In den ersten zwei Jahren nach Beginn des Krieges im Osten der Ukraine 2014 war die Wirtschaft des Landes um fast 15 Prozent geschrumpft. Das Pro-Kopf-Einkommen liegt bei nur 20 Prozent des Durchschnitts in den Ländern der EU. Im vergangenen Jahr war die Wirtschaftsleistung mit 1,8 Prozent wieder gewachsen und erste Prognosen der Zentralbank für das laufende Jahr hatten mit einem Plus von 1,9 Prozent gerechnet.

Ukraine Blockade von Transportwegen - Kohletransport bei Donezk (Reuters/K. Chernichkin)

Blockierter Kohletransport in der Ukraine

Allerdings hemmt eine Handelsblockade gegen die separatistischen Kräfte im umkämpften Osten der Ukraine die Entwicklung. Durch die Blockade kommt es vor allem zu Engpässen bei der Kohleversorgung, die für die Energiegewinnung und die Metallindustrie im Land wichtig ist.

Handelsblockade

Wegen dieser Probleme hatte der Internationale Währungsfond die Auszahlung der jüngsten Rate des längst zugesicherten Kredits verschoben. Mit der schließlich freigegebenen Rate über eine Milliarde Dollar hat die Ukraine bisher rund 8,4 Milliarden Dollar vom IWF erhalten. Das 2015 zur Unterstützung des Reformprozesses im Lande vereinbarte Hilfsprogramm hat insgesamt einen Umfang von 17,5 Milliarden Dollar.

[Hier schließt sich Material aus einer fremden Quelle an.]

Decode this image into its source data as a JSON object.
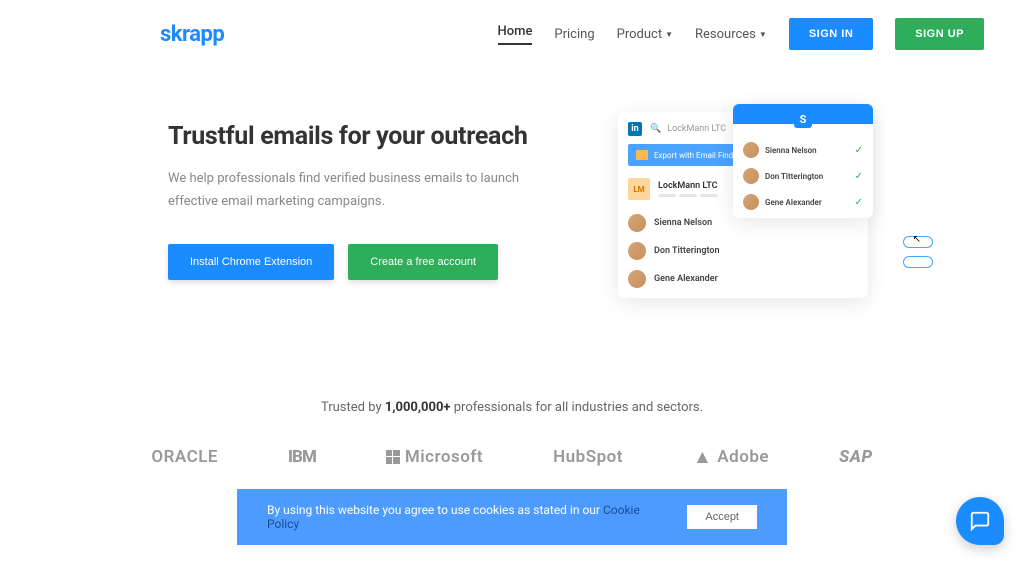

Gontarewa hatte die Zentralbank seit Juni 2014 geleitet. Im Verlaufe der schweren Wirtschaftskrise hatte die Zentralbank knapp die Hälfte der einst 180 Banken geschlossen. Im Dezember 2016 wurde unter Gontarewas Leitung mit der "Privatbank" die größte Bank des Landes verstaatlicht. 

Früherer Besitzer der "Privatbank"  war der Milliardär Igor Kolomoiskij, der unter Korruptionsverdacht steht. Die Zentralbank hatte Kolomoiskij aufgefordert, die Bank mit mehreren Milliarden Dollar zu rekapitalisieren. Dieser Forderung war er aber nicht nachgekommen.  Der Staat kontrolliert nun mehr als 50 Prozent des Bankensektors der Ukraine.